In fact the cylinder length is too short to reasonably use it for .45 Long Colt, and there are other technical issues including having to shorten the cylinder from the back end to convert it to .45 ACP.
You know, that makes no sense to me whatsoever. The big American double action revolvers were originally designed to shoot American rather than British cartridges - the exact same cartridges that Americans had been firing out of their single action revolvers since 1873. In other words: .45 Long Colt.
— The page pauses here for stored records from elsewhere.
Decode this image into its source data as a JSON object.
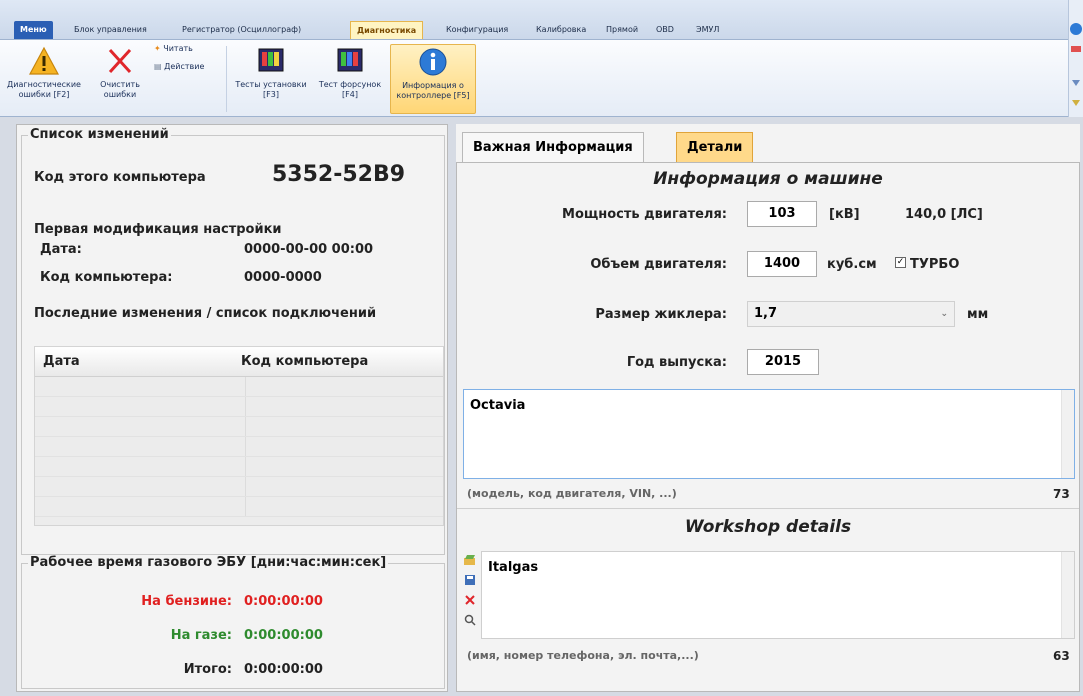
{
  "ribbon": {
    "tabs": [
      "Меню",
      "Блок управления",
      "Регистратор (Осциллограф)",
      "Диагностика",
      "Конфигурация",
      "Калибровка",
      "Прямой",
      "OBD",
      "ЭМУЛ"
    ],
    "active_tab": "Диагностика",
    "buttons": {
      "diag_errors": "Диагностические ошибки [F2]",
      "clear_errors": "Очистить ошибки",
      "read": "Читать",
      "action": "Действие",
      "install_tests": "Тесты установки [F3]",
      "injector_test": "Тест форсунок [F4]",
      "controller_info": "Информация о контроллере [F5]"
    }
  },
  "left": {
    "changes_title": "Список изменений",
    "computer_code_label": "Код этого компьютера",
    "computer_code_value": "5352-52B9",
    "first_mod_title": "Первая модификация настройки",
    "date_label": "Дата:",
    "date_value": "0000-00-00 00:00",
    "pc_code_label": "Код компьютера:",
    "pc_code_value": "0000-0000",
    "history_title": "Последние изменения / список подключений",
    "table_headers": [
      "Дата",
      "Код компьютера"
    ],
    "runtime_title": "Рабочее время газового ЭБУ [дни:час:мин:сек]",
    "runtime": {
      "petrol_label": "На бензине:",
      "petrol_value": "0:00:00:00",
      "gas_label": "На газе:",
      "gas_value": "0:00:00:00",
      "total_label": "Итого:",
      "total_value": "0:00:00:00"
    },
    "colors": {
      "petrol": "#e02020",
      "gas": "#2e8b2e"
    }
  },
  "right": {
    "tabs": [
      "Важная Информация",
      "Детали"
    ],
    "active_tab": "Детали",
    "machine_title": "Информация о машине",
    "engine_power_label": "Мощность двигателя:",
    "engine_power_value": "103",
    "engine_power_unit": "[кВ]",
    "engine_power_hp": "140,0  [ЛС]",
    "engine_volume_label": "Объем двигателя:",
    "engine_volume_value": "1400",
    "engine_volume_unit": "куб.см",
    "turbo_label": "ТУРБО",
    "jet_size_label": "Размер жиклера:",
    "jet_size_value": "1,7",
    "jet_size_unit": "мм",
    "year_label": "Год выпуска:",
    "year_value": "2015",
    "model_text": "Octavia",
    "model_hint": "(модель, код двигателя, VIN, ...)",
    "model_count": "73",
    "workshop_title": "Workshop details",
    "workshop_text": "Italgas",
    "workshop_hint": "(имя, номер телефона, эл. почта,...)",
    "workshop_count": "63"
  }
}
When the British approached Smith & Wesson to fill military contracts (because Webley didn't have enough production capacity to make a
standard British Army revolver for every British or Commonwealth soldier who suddenly needed one) all S&W did was take its standard big revolver and modify it to shoot the shorter British .455 cartridge by leaving a step inside the chamber.
So the old .455 Smith & Wesson revolver (with commercial bluing & S&W brass-logoed wood grips but British proofs and 'sold out of Service' double-facing Broad Arrow marks on it) that I had a gunsmith convert to .45 Long Colt for me loads and fires factory .45LC cartridges with no problems at all... (Note: Before anyone screams too loudly in horror, that modification was done back in 1989. Most police forces still carried revolvers, and the big old milsurp Smiths were common as dirt up here - and almost unsaleable in .455.)
Now, I'm a little sorrier about my
other .455 S&W revolver that was
also converted to .45LC, because it has a
Canadian C-Broad Arrow marking, so it probably went overseas with the CEF in WW1. On the other hand, I suspect that conversion was done sometime back in the 1970s or 1980s too, and almost certainly by a gunsmith who was a revolver expert at someplace like a S&W warranty depot: changed from .455 to .45LC, adjustable rear sight and ramped front sight fitted, S&W oversized wood target grips fitted, and all the metal perfectly hot reblued.
Beautiful gun. And no trouble loading factory .45 Long Colt in it
either.
As I'm concerned, the main reason NOT to re-chamber a S&W Triple Lock or New Century from .455 to .45LC or .45ACP has
nothing to do with any technical problems with the calibre conversion and
everything to do with not destroying a piece of military history - much like one shouldn't convert an original full-wood SMLE into a sporter or use a mint P-14 as the basis for a custom wildcat rifle nowadays, even though that was the fashion 50 years ago.